Dr. Gerald D. Fischbach, scientific director of the Simons Foundation Autism Research Initiative comments: "This is an extremely important paper regarding our understanding of the various components of autism spectrum disorder from a group that has been crucial in defining the features of autism over many years. They call attention to quantifiable traits rather than existing diagnostic categories. We are proud to have funded this project and to have gathered the Simons Simplex Collection on which this study is based under Dr. Lord's leadership."

Building on her previous pioneering efforts in developing these commonly used scales, Dr. Lord's future research lies in working on improving diagnostic instruments to make them shorter, simplify them for easier use, and to make them more appropriate for a wider variety of patients. She will also assess whether certain dimensions are really distinct from one another.

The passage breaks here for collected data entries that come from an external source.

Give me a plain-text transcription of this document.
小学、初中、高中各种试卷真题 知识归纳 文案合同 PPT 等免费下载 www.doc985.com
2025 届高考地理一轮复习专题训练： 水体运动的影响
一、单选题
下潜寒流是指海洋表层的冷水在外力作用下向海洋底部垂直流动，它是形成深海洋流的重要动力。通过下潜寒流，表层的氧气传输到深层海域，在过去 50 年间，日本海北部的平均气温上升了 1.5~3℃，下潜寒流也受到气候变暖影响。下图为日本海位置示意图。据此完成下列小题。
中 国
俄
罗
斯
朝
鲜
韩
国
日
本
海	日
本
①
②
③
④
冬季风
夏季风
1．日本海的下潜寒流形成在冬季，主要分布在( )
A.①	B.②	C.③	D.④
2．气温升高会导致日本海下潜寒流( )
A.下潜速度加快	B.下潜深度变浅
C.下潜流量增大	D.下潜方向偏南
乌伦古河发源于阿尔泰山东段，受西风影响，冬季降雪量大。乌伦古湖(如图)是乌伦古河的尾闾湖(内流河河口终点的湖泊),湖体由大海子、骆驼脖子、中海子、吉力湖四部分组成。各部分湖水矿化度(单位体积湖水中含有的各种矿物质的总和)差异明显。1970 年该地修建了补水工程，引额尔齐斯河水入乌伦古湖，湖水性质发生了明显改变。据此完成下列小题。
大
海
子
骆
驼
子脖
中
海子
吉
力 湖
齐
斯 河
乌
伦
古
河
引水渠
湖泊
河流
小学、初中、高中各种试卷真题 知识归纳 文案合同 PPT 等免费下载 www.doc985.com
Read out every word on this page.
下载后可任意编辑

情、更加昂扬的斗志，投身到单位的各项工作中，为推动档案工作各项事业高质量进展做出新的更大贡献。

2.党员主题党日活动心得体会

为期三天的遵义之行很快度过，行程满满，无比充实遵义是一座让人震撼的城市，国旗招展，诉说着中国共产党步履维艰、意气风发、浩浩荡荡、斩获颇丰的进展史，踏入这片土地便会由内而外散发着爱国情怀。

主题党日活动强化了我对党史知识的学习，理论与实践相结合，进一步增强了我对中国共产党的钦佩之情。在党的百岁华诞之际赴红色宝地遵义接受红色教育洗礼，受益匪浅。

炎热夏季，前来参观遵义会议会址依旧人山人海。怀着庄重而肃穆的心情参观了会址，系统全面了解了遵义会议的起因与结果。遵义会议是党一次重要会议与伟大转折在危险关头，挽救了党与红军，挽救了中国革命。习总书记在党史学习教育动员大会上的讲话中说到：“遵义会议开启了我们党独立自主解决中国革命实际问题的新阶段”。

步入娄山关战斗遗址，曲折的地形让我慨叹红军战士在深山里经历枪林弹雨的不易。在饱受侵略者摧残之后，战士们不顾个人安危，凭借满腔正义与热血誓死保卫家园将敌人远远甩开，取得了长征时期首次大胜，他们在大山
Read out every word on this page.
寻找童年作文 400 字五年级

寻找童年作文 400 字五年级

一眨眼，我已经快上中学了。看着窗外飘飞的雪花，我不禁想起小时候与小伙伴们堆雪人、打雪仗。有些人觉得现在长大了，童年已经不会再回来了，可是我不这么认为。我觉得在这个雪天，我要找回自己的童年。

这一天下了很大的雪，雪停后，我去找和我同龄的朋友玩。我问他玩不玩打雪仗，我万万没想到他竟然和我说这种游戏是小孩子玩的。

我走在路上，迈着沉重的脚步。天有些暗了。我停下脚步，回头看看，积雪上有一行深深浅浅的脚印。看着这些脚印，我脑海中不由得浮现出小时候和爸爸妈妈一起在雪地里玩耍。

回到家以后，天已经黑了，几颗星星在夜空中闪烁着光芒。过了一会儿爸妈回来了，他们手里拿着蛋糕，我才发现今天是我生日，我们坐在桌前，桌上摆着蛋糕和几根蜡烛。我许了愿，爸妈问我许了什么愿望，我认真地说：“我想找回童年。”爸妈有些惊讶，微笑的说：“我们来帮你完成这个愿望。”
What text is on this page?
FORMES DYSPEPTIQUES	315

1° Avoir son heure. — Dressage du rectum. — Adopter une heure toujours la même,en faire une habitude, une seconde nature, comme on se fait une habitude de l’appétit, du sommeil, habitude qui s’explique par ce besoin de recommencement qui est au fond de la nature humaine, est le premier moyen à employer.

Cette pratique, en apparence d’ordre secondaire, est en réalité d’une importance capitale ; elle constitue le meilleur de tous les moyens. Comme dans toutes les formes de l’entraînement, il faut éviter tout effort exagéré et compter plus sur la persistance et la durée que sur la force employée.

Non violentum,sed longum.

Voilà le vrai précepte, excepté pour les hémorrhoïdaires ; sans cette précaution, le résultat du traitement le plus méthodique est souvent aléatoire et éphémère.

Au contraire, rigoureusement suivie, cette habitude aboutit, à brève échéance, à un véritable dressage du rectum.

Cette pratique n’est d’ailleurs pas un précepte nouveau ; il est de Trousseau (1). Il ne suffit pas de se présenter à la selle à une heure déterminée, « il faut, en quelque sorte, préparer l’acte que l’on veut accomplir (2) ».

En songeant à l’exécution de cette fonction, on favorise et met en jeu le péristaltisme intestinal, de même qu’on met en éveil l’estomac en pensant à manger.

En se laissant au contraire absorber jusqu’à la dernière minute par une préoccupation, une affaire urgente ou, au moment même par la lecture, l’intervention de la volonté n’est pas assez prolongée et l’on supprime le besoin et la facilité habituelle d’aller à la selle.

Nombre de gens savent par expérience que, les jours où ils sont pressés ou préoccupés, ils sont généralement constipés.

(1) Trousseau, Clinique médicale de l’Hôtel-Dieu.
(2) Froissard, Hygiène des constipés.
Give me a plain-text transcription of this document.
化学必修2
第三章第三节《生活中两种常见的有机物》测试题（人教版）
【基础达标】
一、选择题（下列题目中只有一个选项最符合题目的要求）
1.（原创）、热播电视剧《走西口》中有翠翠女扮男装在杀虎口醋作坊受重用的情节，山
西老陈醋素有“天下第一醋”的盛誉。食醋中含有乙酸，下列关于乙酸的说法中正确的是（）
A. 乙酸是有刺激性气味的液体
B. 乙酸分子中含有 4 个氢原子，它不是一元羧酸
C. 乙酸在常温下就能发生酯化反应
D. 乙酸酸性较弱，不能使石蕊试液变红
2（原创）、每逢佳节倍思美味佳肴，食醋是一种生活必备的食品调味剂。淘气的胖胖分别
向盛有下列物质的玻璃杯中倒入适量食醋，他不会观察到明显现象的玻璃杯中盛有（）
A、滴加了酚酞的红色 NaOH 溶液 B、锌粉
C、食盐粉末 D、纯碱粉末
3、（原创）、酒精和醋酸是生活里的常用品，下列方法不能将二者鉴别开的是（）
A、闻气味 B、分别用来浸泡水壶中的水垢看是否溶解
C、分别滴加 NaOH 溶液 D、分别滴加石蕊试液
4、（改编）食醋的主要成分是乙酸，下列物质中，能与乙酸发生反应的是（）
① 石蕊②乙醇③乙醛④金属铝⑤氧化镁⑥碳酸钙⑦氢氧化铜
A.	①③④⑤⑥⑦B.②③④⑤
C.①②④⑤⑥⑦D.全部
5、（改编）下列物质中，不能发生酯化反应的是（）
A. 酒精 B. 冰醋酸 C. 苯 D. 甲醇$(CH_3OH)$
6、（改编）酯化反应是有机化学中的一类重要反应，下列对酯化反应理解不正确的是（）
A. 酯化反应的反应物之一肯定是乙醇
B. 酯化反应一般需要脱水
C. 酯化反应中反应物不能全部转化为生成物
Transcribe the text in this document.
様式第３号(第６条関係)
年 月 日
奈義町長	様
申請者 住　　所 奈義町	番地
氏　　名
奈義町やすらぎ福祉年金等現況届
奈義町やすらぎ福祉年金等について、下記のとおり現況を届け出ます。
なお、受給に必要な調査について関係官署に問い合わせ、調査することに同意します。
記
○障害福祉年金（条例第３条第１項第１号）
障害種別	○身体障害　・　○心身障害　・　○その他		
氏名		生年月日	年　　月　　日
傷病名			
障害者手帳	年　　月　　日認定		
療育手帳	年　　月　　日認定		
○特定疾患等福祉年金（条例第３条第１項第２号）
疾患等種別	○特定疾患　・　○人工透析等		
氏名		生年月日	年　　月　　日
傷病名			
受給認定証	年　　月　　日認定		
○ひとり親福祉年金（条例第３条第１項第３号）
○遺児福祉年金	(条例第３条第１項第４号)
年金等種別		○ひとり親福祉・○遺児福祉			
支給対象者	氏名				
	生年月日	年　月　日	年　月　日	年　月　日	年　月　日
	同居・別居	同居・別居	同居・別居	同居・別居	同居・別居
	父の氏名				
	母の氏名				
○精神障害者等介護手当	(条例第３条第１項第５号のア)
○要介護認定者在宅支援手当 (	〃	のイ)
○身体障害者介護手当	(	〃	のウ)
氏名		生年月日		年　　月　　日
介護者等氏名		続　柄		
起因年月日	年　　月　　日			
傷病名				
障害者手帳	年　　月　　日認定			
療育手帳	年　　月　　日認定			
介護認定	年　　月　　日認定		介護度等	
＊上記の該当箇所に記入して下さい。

Additional collaborating institutions include Columbia University Medical Center in New York City; the Simons Foundation in New York City; the University of Michigan in Ann Arbor; Emory University School of Medicine in Atlanta, Ga.; Emory University School of Medicine and Marcus Autism Center, Children's Healthcare of Atlanta, Ga.; Children's Hospital of Philadelphia in Pennsylvania; the University of Washington in Seattle; Vanderbilt University Medical Center in Nashville, Tenn.; Harvard Medical School in Boston, Mass.; the University of California, Los Angeles; Montreal Children's Hospital in Quebec, Canada; the University of Missouri in Columbia; Baylor College of Medicine in Houston, Texas; the University of Illinois at Chicago; Cincinnati Children's Hospital Medical Center in Ohio; the University of Minnesota in Minneapolis; and Indiana University in Bloomington.